Réflexions d'un lecteur : on ne peut incriminer le pontificat actuel en oubliant les orientations des pontificats précédents (20/02/2020)

"Un lecteur" nous fait part de ses réflexions au sujet de la crise actuelle dont il refuse de faire porter la responsabilité au seul pontife régnant en oubliant que les orientations prises sous les pontificats précédents y ont largement contribué... Nous le remercions de nous les partager et nous les livrons à nos lecteurs dont elles permettront sans nul doute d'approfondir la réflexion.

I.

1. Disons en quelques mots que je ne suis pas de ceux qui s'imaginent que, au sortir de deux décennies de décervelage, dans les années 1960-1970, presque tout serait allé de mieux en mieux, dans l'Eglise catholique, de l'automne 1978 à l'hiver 2013, grâce à Jean-Paul II puis grâce à Benoît XVI, jusqu'à ce que l'élection du pape François puis le déroulement du pontificat de François provoquent l'interruption ou la remise en cause de trois décennies d'un recentrage doctrinal, liturgique, pastoral et spirituel, qui aurait été de plus en plus orthodoxe et réaliste, des années 1980 à l'année 2012.

2. Pourquoi ne suis-je pas de ceux qui s'imaginent cela ? Voici, tout d'abord, la première raison pour laquelle je n'en suis pas : la vérité oblige à dire que Jean-Paul II n'a pas impulsé ni incarné un recentrage orthodoxe et réaliste dans tous les domaines : Jean-Paul II a été beaucoup plus conciliaire, plus libéral ad extra (dans l'acception philosophique et théologique de l'adjectif libéral), que Paul VI, dans le domaine du dialogue interconfessionnel, et, surtout, le même Jean-Paul II a été infiniment plus conciliaire, plus libéral ad extra, que le même Paul VI, dans celui du dialogue interreligieux. (Il s'agit ici, globalement, de l'acception philosophique post-kantienne et de l'acception théologique post-schleiermachienne de l'adjectif libéral.)

3. En d'autres termes, le moins que l'on puisse dire est que, dans ces domaines, de la fin des années 1970 au début des années 2010, sous Jean-Paul II puis sous Benoît XVI, la poursuite du décentrement, souvent iréniste et parfois utopiste, l'a amplement emporté sur un recentrage orthodoxe et réaliste qui aurait dû être à contre-courant ad extra, mais aussi ad intra, face à la conception dominante, d'inspiration quasiment protestante libérale, du dialogue interconfessionnel, et face à la conception dominante, d'inspiration quasiment panchristique et postmoderne, du dialogue interreligieux.

4. Si l'on préfère, je ne suis pas de ceux qui portent en eux la nostalgie ou le souvenir d'un pape Jean-Paul II qui aurait pensé puis mené la totalité de son pontificat sur le registre du recentrage conservateur dans tous les domaines (alors que je n'ignore pas que beaucoup de catholiques, notamment parmi ceux qui auront entre 30 et 60 ans, en 2020, portent en eux, encore aujourd'hui, cette nostalgie ou ce souvenir), parce que j'ai bien conscience du fait que ce pape a fonctionné à grande distance, sinon aux antipodes, du recentrage conservateur, dans le cadre de chacun de ces deux dialogues. ( UN document, je dis bien UN document : Dominus Iesus, ne saurait faire oublier les CENTAINES de documents, je dis bien les CENTAINES de documents, que l'on doit au pape Jean-Pape II, et dans lesquels le même pape laisse entendre à peu près le contraire de ce que l'on lit dans Dominus Iesus, ou prend bien soin de ne pas faire entendre à peu près l'équivalent de ce que l'on lit dans Dominus Iesus.
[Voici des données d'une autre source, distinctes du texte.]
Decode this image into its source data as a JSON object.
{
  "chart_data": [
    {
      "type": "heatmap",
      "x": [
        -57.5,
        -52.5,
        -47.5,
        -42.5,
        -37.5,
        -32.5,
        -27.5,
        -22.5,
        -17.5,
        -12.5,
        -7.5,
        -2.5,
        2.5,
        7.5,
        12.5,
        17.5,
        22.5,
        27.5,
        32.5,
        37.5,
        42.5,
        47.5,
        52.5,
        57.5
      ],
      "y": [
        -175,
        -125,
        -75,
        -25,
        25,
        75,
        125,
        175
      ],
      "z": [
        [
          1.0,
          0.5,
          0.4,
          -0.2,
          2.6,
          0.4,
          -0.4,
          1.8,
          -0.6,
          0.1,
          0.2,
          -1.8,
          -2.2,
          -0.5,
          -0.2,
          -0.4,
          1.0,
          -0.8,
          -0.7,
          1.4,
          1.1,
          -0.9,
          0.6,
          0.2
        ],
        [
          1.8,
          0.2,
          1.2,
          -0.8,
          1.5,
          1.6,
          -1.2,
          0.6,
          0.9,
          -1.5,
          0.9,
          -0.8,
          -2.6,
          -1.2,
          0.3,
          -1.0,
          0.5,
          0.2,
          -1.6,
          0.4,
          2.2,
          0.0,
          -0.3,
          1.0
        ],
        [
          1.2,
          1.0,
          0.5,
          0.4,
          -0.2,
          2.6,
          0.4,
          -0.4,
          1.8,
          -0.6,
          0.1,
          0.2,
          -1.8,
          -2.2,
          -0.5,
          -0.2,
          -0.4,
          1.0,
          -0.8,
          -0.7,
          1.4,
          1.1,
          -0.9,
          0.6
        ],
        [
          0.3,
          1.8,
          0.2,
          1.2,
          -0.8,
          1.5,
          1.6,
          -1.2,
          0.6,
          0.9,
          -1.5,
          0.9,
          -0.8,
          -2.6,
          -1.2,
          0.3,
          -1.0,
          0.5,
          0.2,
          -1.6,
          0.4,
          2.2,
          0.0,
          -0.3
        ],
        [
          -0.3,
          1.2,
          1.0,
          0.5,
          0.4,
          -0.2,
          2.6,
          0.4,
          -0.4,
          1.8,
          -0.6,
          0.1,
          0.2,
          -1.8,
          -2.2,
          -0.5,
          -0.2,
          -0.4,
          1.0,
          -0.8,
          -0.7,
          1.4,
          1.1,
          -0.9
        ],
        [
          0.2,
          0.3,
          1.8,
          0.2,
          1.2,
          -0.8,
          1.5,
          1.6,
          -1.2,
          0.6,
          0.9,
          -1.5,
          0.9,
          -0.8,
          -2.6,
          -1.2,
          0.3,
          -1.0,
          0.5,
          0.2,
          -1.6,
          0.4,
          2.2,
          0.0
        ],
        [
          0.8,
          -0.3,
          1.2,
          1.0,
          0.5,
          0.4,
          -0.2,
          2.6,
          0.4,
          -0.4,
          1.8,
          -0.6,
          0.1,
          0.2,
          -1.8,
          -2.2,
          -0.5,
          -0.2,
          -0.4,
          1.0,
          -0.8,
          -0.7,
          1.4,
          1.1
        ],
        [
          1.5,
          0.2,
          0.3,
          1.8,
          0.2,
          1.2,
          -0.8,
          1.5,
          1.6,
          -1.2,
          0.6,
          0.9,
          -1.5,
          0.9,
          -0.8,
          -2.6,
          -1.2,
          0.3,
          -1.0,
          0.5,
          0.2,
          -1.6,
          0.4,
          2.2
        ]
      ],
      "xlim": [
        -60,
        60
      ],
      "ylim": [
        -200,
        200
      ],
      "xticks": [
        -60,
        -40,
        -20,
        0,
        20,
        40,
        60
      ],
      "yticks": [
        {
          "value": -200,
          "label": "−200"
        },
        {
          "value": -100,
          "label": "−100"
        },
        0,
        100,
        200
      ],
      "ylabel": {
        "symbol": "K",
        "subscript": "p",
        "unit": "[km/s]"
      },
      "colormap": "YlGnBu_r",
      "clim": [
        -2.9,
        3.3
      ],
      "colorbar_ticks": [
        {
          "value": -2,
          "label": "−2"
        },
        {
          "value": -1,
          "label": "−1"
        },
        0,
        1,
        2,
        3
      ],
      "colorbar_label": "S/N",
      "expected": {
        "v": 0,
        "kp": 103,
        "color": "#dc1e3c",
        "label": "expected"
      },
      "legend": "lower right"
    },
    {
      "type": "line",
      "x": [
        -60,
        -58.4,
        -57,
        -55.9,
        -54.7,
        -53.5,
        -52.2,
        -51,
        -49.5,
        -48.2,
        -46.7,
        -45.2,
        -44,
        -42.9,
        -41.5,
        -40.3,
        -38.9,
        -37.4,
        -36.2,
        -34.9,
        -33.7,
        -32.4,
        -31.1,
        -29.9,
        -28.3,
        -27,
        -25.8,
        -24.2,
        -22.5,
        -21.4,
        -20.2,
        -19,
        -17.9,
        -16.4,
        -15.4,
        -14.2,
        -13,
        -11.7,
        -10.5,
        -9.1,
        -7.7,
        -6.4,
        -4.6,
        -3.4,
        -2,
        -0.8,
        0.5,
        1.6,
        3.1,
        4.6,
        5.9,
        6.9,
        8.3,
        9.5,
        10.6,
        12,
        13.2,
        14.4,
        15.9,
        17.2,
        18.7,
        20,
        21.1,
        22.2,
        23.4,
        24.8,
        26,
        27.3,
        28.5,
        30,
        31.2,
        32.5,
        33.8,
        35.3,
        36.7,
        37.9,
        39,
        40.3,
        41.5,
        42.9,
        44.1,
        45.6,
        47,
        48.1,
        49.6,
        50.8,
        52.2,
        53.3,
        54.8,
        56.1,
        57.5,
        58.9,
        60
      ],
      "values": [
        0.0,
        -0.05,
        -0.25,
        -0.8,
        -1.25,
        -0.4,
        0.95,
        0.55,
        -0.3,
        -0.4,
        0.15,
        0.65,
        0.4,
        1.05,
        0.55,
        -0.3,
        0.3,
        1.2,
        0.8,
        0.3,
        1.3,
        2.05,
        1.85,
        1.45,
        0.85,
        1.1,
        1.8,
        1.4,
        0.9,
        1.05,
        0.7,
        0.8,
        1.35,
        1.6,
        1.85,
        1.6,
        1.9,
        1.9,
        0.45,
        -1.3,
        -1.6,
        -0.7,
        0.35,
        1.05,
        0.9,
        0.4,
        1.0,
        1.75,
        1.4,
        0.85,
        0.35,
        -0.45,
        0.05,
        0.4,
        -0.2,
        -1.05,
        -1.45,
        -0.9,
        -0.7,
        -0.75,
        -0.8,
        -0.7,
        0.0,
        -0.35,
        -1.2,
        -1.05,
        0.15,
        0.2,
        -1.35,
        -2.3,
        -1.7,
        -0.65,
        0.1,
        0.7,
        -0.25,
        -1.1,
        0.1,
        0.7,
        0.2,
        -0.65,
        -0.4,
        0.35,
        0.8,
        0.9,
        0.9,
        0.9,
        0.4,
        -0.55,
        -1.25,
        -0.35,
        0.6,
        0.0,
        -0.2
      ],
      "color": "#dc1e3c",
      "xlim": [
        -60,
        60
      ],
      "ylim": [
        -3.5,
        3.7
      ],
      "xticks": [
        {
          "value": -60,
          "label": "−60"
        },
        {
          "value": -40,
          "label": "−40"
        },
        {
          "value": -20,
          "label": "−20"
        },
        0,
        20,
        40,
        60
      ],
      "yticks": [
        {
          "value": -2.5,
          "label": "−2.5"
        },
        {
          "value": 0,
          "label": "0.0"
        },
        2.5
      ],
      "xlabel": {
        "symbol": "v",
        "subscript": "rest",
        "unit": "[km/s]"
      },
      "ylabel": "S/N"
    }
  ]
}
Si vous ne me croyez pas, lisez ce livre : https://www.librairie-emmanuel.fr/le-dialogue-interreligieux-dans-lenseignement-officiel-de-leglise-catholique-p-36755 )

II.

5. Voici, ensuite, la deuxième raison pour laquelle je ne suis pas de ceux qui s'imaginent que tout serait allé de mieux en mieux, en aval du début du pontificat de Jean-Paul II, jusqu'à ce que, d'une manière illégitime, le successeur de Benoît XVI commence puis continue à interrompre le recentrage conservateur, non seulement au moyen de son gouvernement et de sa pastorale, mais aussi au moyen de son enseignement, de son Magistère.

6. Disons ici que je suis de ceux qui sont convaincus que la crise que le catholicisme contemporain inflige à lui-même, au moins depuis le début de l'avant-Concile, sous Pie XII, constitue le symbole et le symptôme du fait que le même catholicisme ne se pose pas assez de questions, déplaisantes, dérangeantes, éclairantes et exigeantes, sur le fait que nous sommes passés des débuts de Schleiermacher, en 1799, aux débuts de Blondel, en 1893, en un peu moins d'un siècle, et sur le fait que nous sommes passés de la manifestation interreligieuse de Chicago, en 1893, à la manifestation interreligieuse d'Assise, en 1986, également en un peu moins d'un siècle. Qu'est-ce qui a rendu le catholicisme aussi imitateur d'idées venues de son environnement extérieur, et pourquoi a fait-on passer pour autant d'intuitions "prophétiques", porteuses "d'ouvertures" ad extra, des intuitions qui sont, en fait, avant tout, mimétiques, et porteuses d'alignement ad extra ?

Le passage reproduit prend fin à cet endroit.